Help with a distance problem?

The problem is easily solved if you determine how far the Smiths traveled before the Garcias started, which can be determined as follows:

d = r(∆t) = (48 miles/hr)(20 minutes)(1 hr/60 minutes) = 16 miles

The differential speed between the Smiths and Garcias is:

∆r = 60 - 48 - 12 miles/hr

The Garcias are effectively traveling 12 miles/hr faster than the Smiths, and it's this differential speed that must cover the 16 miles separating them. The time it takes to cover 16 miles traveling a differential speed of 12 miles/hr is:

t = (16 miles)/(12 miles/hr) = 4/3 hours (1 hour, 20 minutes)

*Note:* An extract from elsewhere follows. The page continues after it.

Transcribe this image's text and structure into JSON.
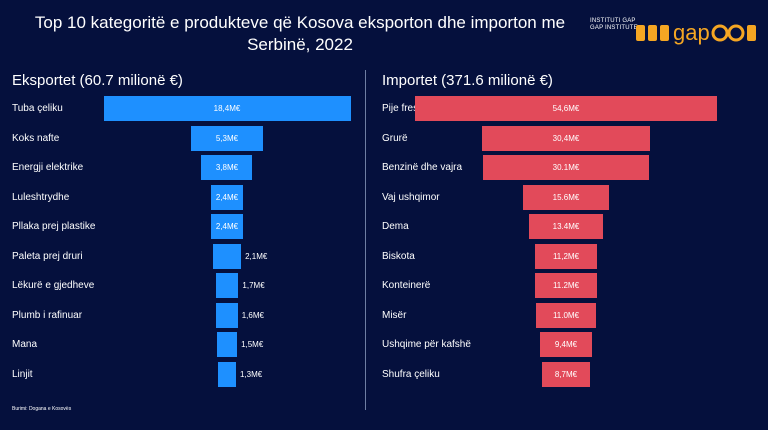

Thus, the time when the Garcias caught up with the Smiths is:

t = 8:20 + 1:20 = 9:40AM

At 8:00 am the smiths left a campground, driving at 48 mi/hr. At 8:20 am the Garcias left the same campground and followed the same route, driving at 60 mi/hr. At what time did they overtake the Smiths?

Find the distance each family traveled from the time that they started.

The equations are based on d = r • t

Ds = 48(t - 8)

Dg = 60(t - 8⅓)

When the families catch up to each other, they are the same distance from their starting point.

Ds = Dg

48(t - 8) = 60(t - 8⅓)

▬▬▬▬▬▬▬▬▬▬▬ Now solve for t, the time at which they meet.

48t - 384 = 60t - 500

116 = 12t

9⅔ = t

So the cars will be at the same point at 9:20 am.